Las encuestas a grandes inversores o Big Money, que indican el porcentaje de alcistas y bajistas,  para mí son un indicador contrario.  Cuando veo que la mayoría es alcista es cuando empiezo a preocuparme.  El que se manifiesta alcista es aquel que ya está comprado. Por eso son alcistas.  ¿Si la mayoría ya ha comprado entonces de donde va a salir el dinero necesario para que las alzas continúen?  Por el contrario, cuando todos son bajistas interpreto que eso es porque han vendido. Entonces, si ya han vendido, la oferta de papel a la venta disminuye y los mercados en lugar de bajar suben. Esto es lo que está ocurriendo ahora.

Por otra parte la prestigiosa cadena de TV financiera CNBC emitió este verano dos programas especiales bajo el título “Markets in Turmoil” (Mercados en Crisis) y desde entonces el S&P 500 ha subido más del 7%.

Según vemos en el cuadro de Charlie Bilello publicado en Twitter, las previsiones de esta cadena de TV no suelen ser muy acertadas. Eso sí, cuentan con mucha audiencia.

La influencia de los medios sobre la psicología de los inversores está siendo nefasta últimamente.  El problema es que en el año hay unos 250 días en los que el mercado está abierto y todos esos días van acompañados por algún titular de prensa. El estado de ánimo de los inversores varía en función de ese ruido mediático. Pero es importante no contagiarse del estado de ánimo general. Si uno pretende que el panorama este completamente despejado para invertir en Renta Variable al final no va a hacerlo casi nunca, pues siempre hay temas de incertidumbre y preocupación por doquier.  Es como si los gallegos quisieran ir a la playa únicamente con sol espléndido.  No irían nunca.  Los gallegos nos conformamos con que no llueva.  Si está nublado, que es lo normal, para nosotros nos vale.

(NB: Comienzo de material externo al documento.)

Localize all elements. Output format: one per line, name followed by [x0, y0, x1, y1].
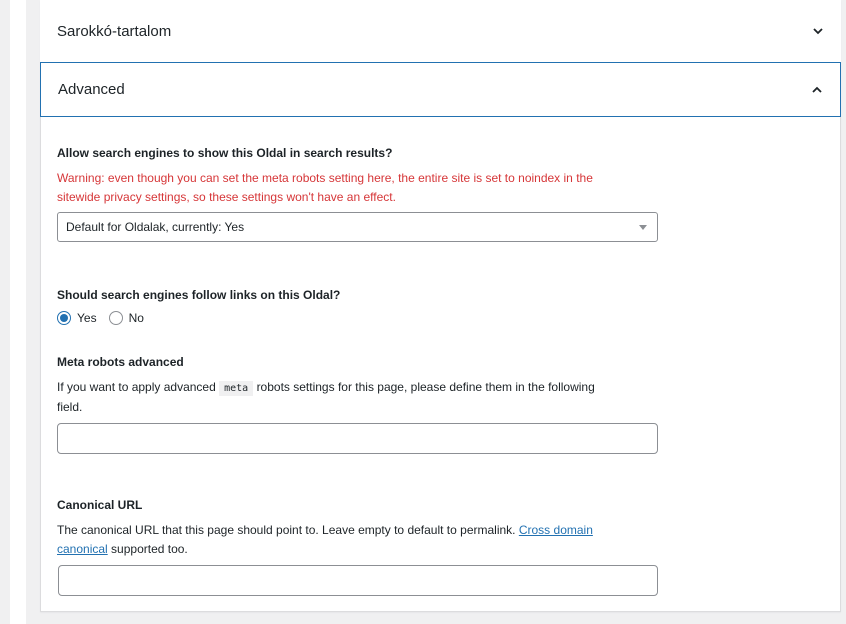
section-advanced-title: Advanced: [58, 81, 125, 98]
left-gutter: [0, 0, 10, 624]
section-sarokko-title: Sarokkó-tartalom: [57, 22, 172, 40]
meta-code: meta: [219, 381, 254, 396]
meta-robots-desc-before: If you want to apply advanced: [57, 380, 216, 394]
chevron-up-icon[interactable]: [811, 84, 823, 96]
noindex-warning-line1: Warning: even though you can set the met…: [57, 171, 593, 185]
follow-yes-radio[interactable]: [57, 311, 71, 325]
section-sarokko-header[interactable]: Sarokkó-tartalom: [40, 0, 841, 63]
section-advanced-header[interactable]: Advanced: [40, 62, 841, 117]
meta-robots-desc-line2: field.: [57, 400, 83, 414]
canonical-url-input[interactable]: [58, 565, 658, 596]
canonical-description: The canonical URL that this page should …: [57, 521, 593, 540]
follow-yes-label[interactable]: Yes: [77, 311, 97, 325]
meta-robots-input[interactable]: [57, 423, 658, 454]
search-visibility-select-value: Default for Oldalak, currently: Yes: [66, 220, 245, 234]
cross-domain-link[interactable]: Cross domain: [519, 523, 593, 537]
canonical-link[interactable]: canonical: [57, 542, 108, 556]
meta-robots-description: If you want to apply advanced meta robot…: [57, 378, 595, 398]
canonical-desc-before: The canonical URL that this page should …: [57, 523, 516, 537]
search-visibility-label: Allow search engines to show this Oldal …: [57, 146, 393, 160]
meta-robots-label: Meta robots advanced: [57, 355, 184, 369]
search-visibility-select[interactable]: Default for Oldalak, currently: Yes: [57, 212, 658, 242]
select-caret-icon: [639, 224, 647, 230]
follow-links-radio-group: Yes No: [57, 311, 156, 325]
follow-no-radio[interactable]: [108, 311, 123, 325]
meta-robots-desc-after: robots settings for this page, please de…: [256, 380, 595, 394]
left-strip: [10, 0, 26, 624]
chevron-down-icon[interactable]: [812, 25, 824, 37]
canonical-desc-after: supported too.: [111, 542, 188, 556]
follow-no-label[interactable]: No: [129, 311, 144, 325]
noindex-warning-line2: sitewide privacy settings, so these sett…: [57, 190, 396, 204]
canonical-url-label: Canonical URL: [57, 498, 143, 512]
follow-links-label: Should search engines follow links on th…: [57, 288, 341, 302]
canonical-desc-line2: canonical supported too.: [57, 540, 188, 559]
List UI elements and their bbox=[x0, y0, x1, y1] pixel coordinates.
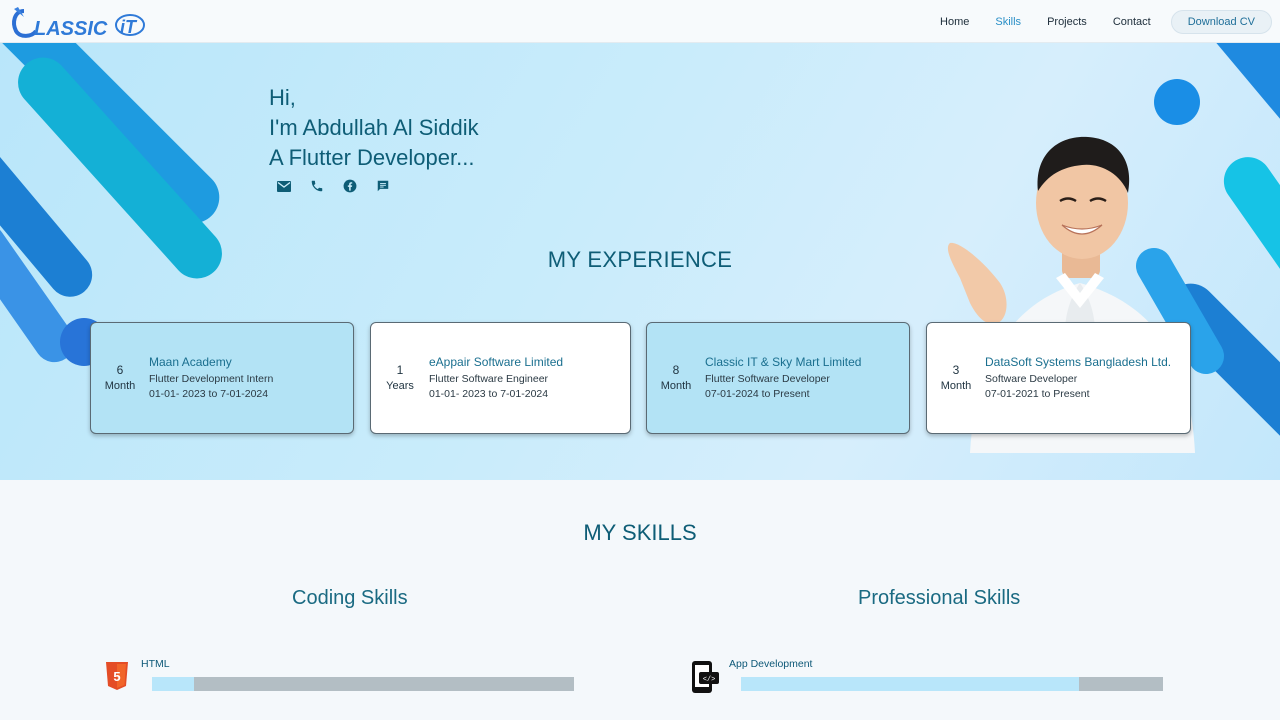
job-role: Software Developer bbox=[985, 372, 1078, 385]
duration-number: 8 bbox=[672, 363, 680, 377]
download-cv-button[interactable]: Download CV bbox=[1170, 9, 1272, 34]
company-name: Maan Academy bbox=[149, 354, 232, 369]
svg-text:5: 5 bbox=[113, 669, 120, 684]
nav-skills[interactable]: Skills bbox=[995, 16, 1021, 28]
experience-info: DataSoft Systems Bangladesh Ltd. Softwar… bbox=[985, 355, 1171, 402]
html5-icon: 5 bbox=[106, 662, 128, 695]
svg-text:iT: iT bbox=[120, 17, 138, 37]
skill-label-app-development: App Development bbox=[729, 658, 813, 670]
chat-icon[interactable] bbox=[375, 178, 391, 194]
skill-bar-fill bbox=[741, 677, 1079, 691]
duration-unit: Years bbox=[386, 380, 414, 392]
experience-card[interactable]: 8 Month Classic IT & Sky Mart Limited Fl… bbox=[646, 322, 910, 434]
duration-unit: Month bbox=[660, 380, 692, 392]
email-icon[interactable] bbox=[276, 178, 292, 194]
skills-title: MY SKILLS bbox=[583, 520, 697, 545]
duration-unit: Month bbox=[104, 380, 136, 392]
skill-bar-html bbox=[152, 677, 574, 691]
coding-skills-title: Coding Skills bbox=[292, 587, 408, 609]
company-name: DataSoft Systems Bangladesh Ltd. bbox=[985, 354, 1172, 369]
experience-duration: 3 Month bbox=[927, 362, 985, 394]
job-role: Flutter Software Developer bbox=[705, 372, 830, 385]
experience-info: eAppair Software Limited Flutter Softwar… bbox=[429, 355, 563, 402]
hero-greeting: Hi, I'm Abdullah Al Siddik A Flutter Dev… bbox=[269, 83, 479, 173]
experience-card[interactable]: 3 Month DataSoft Systems Bangladesh Ltd.… bbox=[926, 322, 1191, 434]
job-period: 07-01-2021 to Present bbox=[985, 387, 1090, 400]
nav-projects[interactable]: Projects bbox=[1047, 16, 1087, 28]
skill-bar-app-development bbox=[741, 677, 1163, 691]
experience-duration: 8 Month bbox=[647, 362, 705, 394]
experience-info: Classic IT & Sky Mart Limited Flutter So… bbox=[705, 355, 861, 402]
svg-text:LASSIC: LASSIC bbox=[34, 18, 108, 40]
experience-info: Maan Academy Flutter Development Intern … bbox=[149, 355, 273, 402]
hero-section: Hi, I'm Abdullah Al Siddik A Flutter Dev… bbox=[0, 43, 1280, 480]
experience-duration: 6 Month bbox=[91, 362, 149, 394]
company-name: eAppair Software Limited bbox=[429, 354, 564, 369]
duration-number: 1 bbox=[396, 363, 404, 377]
job-period: 07-01-2024 to Present bbox=[705, 387, 810, 400]
phone-icon[interactable] bbox=[309, 178, 325, 194]
greeting-hi: Hi, bbox=[269, 85, 296, 110]
experience-cards: 6 Month Maan Academy Flutter Development… bbox=[90, 322, 1192, 436]
job-role: Flutter Development Intern bbox=[149, 372, 274, 385]
top-navbar: LASSIC iT Home Skills Projects Contact D… bbox=[0, 0, 1280, 43]
job-role: Flutter Software Engineer bbox=[429, 372, 549, 385]
brand-logo[interactable]: LASSIC iT bbox=[10, 4, 150, 42]
job-period: 01-01- 2023 to 7-01-2024 bbox=[149, 387, 269, 400]
greeting-name: I'm Abdullah Al Siddik bbox=[269, 115, 479, 140]
duration-number: 3 bbox=[952, 363, 960, 377]
nav-home[interactable]: Home bbox=[940, 16, 969, 28]
professional-skills-title: Professional Skills bbox=[858, 587, 1021, 609]
skill-label-html: HTML bbox=[141, 658, 170, 670]
skill-bar-fill bbox=[152, 677, 195, 691]
mobile-code-icon: </> bbox=[690, 660, 720, 699]
duration-unit: Month bbox=[940, 380, 972, 392]
duration-number: 6 bbox=[116, 363, 124, 377]
facebook-icon[interactable] bbox=[342, 178, 358, 194]
svg-text:</>: </> bbox=[703, 676, 716, 684]
job-period: 01-01- 2023 to 7-01-2024 bbox=[429, 387, 549, 400]
experience-card[interactable]: 6 Month Maan Academy Flutter Development… bbox=[90, 322, 354, 434]
company-name: Classic IT & Sky Mart Limited bbox=[705, 354, 862, 369]
greeting-role: A Flutter Developer... bbox=[269, 145, 475, 170]
experience-card[interactable]: 1 Years eAppair Software Limited Flutter… bbox=[370, 322, 631, 434]
experience-duration: 1 Years bbox=[371, 362, 429, 394]
social-links bbox=[276, 178, 391, 194]
nav-contact[interactable]: Contact bbox=[1113, 16, 1151, 28]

Los índices han estado hasta la semana pasada, cuando rompieron al alza, en el mismo nivel que en febrero de 2018, hace 20 meses, en una digestión de las casi continuadas subidas desde 2009.  Por ello soy de los que opinan que, no solo NO estamos cerca del final de un mercado alcista, sino que la mayor probabilidad es que estemos comenzando una nueva fase alcista.  La amplitud de los mercados se está expandiendo. Participan cada más valores y sectores, incluso se están apuntando a las alzas cada vez más países alrededor del mundo y muchos están alcanzando nuevos máximos. 

Siempre me acuerdo de Peter Lynch cuando decía que "La gente pasa todo el tiempo preguntándose cosas como: ¿En qué época del año debo invertir? ¿Cuándo debo invertir o cuando debo vender? Lo cual es en mi opinión es una pérdida de tiempo. La gente gasta una increíble cantidad de energía mental tratando de adivinar qué va a hacer el mercado. Pero en realidad no vale la pena.”

En conclusión, repito lo de siempre: No dejarse influenciar  por los medios, huir del consenso (que casi nunca acierta), no intentar hacer “market timing”, tener una cartera diversificada y bien distribuida, no mirar las cotizaciones con frecuencia y mantener siempre un horizonte temporal a largo plazo.